In den vergangenen Jahrzehnten wurde die Demokratie in einer beispiellosen Weise ausgehöhlt. Demokratie wurde durch die Illusion von Demokratie ersetzt, die freie öffentliche Debatte durch ein Meinungs- und Empörungsmanagement, das Leitideal des mündigen Bürgers durch das des politisch apathischen Konsumenten. Wahlen spielen mittlerweile für grundlegende politische Fragen praktisch keine Rolle mehr. Die destruktiven ökologischen, sozialen und psychischen Folgen dieser Form der Elitenherrschaft bedrohen immer mehr unsere Lebensgrundlagen. In diesen Tagen erscheint nun das erste Buch von Rainer Mausfeld mit dem Titel „Warum schweigen die Lämmer?“, in dem er die Systematik dieser Indoktrination aufdeckt und uns sensibel macht für die vielfältigen psychologischen Beeinflussungsmethoden. Ein exklusiver Auszug aus dem Buch zum Erscheinen am 2.10.2018: Albrecht Müller

In den vergangenen Jahrzehnten kam es zu einer schleichenden aber äußerst tiefgreifenden Einschränkung des öffentlichen Debattenraumes, die weitgehend durch die Medien hervorgebracht wurde. Sie war eine Folge der neoliberalen Ideologie, die zu einer massiven ideologischen Homogenisierung ökonomischer und politischer Eliten führte und damit einhergehend auch der Massenmedien. Dies spiegelt sich auch in unseren täglichen Erfahrungen wider: Bei sämtlichen Themen, die vitale Interessen der ökonomischen und politischen Zentren der Macht berühren – sei es Syrien, Iran, Israel, Ukraine, Russland oder Venezuela – weisen die Auswahl von Fakten und ihre Einbettung in ein politisches Narrativ in den Konzernmedien praktisch keine erwähnenswerten Variationen auf.

Diese massive Einschränkung des öffentlichen Debattenraumes unterminiert grundlegend die Bedin­gun­gen der Möglichkeit von Demokratie. Eine demokratische Gesellschaft beruht wesentlich auf den Möglichkeiten der Bürgern, in geeigneten Gruppierungen und sozialen Organisationsformen zusammenzukommen und ihre unterschiedlichen Interessen zu artikulieren, zu formulieren und zu diskutieren, um damit eine kollektive Basis für einen Interessensausgleich und für ein politisches Handeln zu finden. Ist der auf diese Weise entstehende öffentliche Diskussionsraum in systematischer Weise eingeschränkt, so wird damit das Fundament der Demokratie zerstört.
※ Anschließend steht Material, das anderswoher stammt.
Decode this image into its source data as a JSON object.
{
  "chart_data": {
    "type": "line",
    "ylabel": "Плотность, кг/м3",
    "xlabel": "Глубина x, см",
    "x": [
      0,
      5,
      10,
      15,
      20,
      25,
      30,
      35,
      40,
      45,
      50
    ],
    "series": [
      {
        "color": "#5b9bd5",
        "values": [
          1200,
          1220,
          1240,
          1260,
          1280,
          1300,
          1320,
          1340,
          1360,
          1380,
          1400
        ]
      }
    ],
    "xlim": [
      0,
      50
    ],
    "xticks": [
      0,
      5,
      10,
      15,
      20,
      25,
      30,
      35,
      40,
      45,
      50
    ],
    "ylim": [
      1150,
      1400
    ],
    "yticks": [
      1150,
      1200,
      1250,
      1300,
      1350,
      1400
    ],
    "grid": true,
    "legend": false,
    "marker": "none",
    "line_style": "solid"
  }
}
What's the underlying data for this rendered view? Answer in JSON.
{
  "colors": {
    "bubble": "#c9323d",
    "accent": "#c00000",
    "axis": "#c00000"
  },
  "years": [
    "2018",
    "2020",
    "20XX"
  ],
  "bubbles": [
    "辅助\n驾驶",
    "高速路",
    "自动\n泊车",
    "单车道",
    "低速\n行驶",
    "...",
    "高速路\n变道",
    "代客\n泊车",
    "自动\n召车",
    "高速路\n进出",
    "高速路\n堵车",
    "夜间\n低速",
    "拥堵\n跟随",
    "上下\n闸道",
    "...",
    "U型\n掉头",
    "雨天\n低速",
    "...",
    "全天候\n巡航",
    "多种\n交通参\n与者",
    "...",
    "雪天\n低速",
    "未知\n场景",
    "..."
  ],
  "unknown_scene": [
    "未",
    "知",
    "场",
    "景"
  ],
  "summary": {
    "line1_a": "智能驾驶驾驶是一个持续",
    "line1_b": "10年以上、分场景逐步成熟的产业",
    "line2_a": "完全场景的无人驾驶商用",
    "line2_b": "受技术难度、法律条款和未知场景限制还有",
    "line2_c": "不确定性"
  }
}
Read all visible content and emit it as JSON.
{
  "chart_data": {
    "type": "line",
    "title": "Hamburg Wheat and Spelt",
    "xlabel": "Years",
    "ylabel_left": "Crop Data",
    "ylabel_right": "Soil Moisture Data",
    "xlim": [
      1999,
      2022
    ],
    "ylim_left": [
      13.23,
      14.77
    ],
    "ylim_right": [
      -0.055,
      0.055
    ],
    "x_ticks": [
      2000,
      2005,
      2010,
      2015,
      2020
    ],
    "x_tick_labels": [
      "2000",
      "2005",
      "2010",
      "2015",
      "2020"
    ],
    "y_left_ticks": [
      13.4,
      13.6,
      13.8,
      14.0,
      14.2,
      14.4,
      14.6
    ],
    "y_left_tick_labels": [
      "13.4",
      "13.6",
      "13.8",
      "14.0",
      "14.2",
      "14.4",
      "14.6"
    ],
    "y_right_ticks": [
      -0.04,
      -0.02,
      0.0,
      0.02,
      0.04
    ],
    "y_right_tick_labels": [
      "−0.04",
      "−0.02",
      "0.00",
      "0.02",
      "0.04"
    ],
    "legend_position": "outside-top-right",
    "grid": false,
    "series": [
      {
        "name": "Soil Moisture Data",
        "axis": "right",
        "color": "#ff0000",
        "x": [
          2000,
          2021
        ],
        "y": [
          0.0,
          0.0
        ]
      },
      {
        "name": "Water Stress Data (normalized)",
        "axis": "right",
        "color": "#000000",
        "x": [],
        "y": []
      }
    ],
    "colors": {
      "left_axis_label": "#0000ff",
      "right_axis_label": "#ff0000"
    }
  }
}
Demokratie im Sinne der Aufklärung bedeutet, auf der Basis der „Anerkennung aller als Freier und Gleicher, ungeachtet ihrer faktischen Differenzen“, die Vergesellschaftung von Herrschaft durch eine ungeteilte Souveränität der Selbstgesetzgebung des Volkes bei strikter vertikaler Gewaltenteilung. In der Demokratiekonzeption der Aufklärung wird das Volk weder ethnisch, noch kulturell oder soziologisch bestimmt, sondern rein verfassungsrechtlich. Es konstituiert sich erst durch eine Entscheidung zwischen Freien und Gleichen als Produkt des Gesellschaftsvertrags: Es ist also eine Rechtsgemeinschaft und keine Volksgemeinschaft. Die faktisch vorhandene soziale Heterogenität schließt also keineswegs die Möglichkeit einer spezifisch politischen Homogenität aus. Die sich aus einer Pluralität und Heterogenität von Werten und Interessen ergebenden Spannungsbeziehungen müssen für ein politisches Handeln miteinander in Einklang gebracht, also kompatibilisiert werden. Eine Demokratie, die nicht einfach eine Diktatur der Mehrheit ist, ist also auf Prozeduren zur Kompatibilisierung partikularer Interessen angewiesen. Der Austausch zwischen unterschiedlichen Partikularinteressen erfolgt über den öffentlichen Debattenraum. Indem er Beteiligten mit unterschiedlichen Interessen eine Möglichkeit zur Konsensfindung gibt und sie verpflichtet, argumentative Anstrengungen zur Objektivierung ihrer subjektiven Interessen zu unternehmen, ist der öffentliche Debattenraum das Herzstück der Demokratie. Demokratie und Debattenraum hängen somit derart eng aneinander, dass die Intaktheit des öffentlichen Debattenraums überhaupt erst die Bedingung der Möglichkeit von Demokratie ist.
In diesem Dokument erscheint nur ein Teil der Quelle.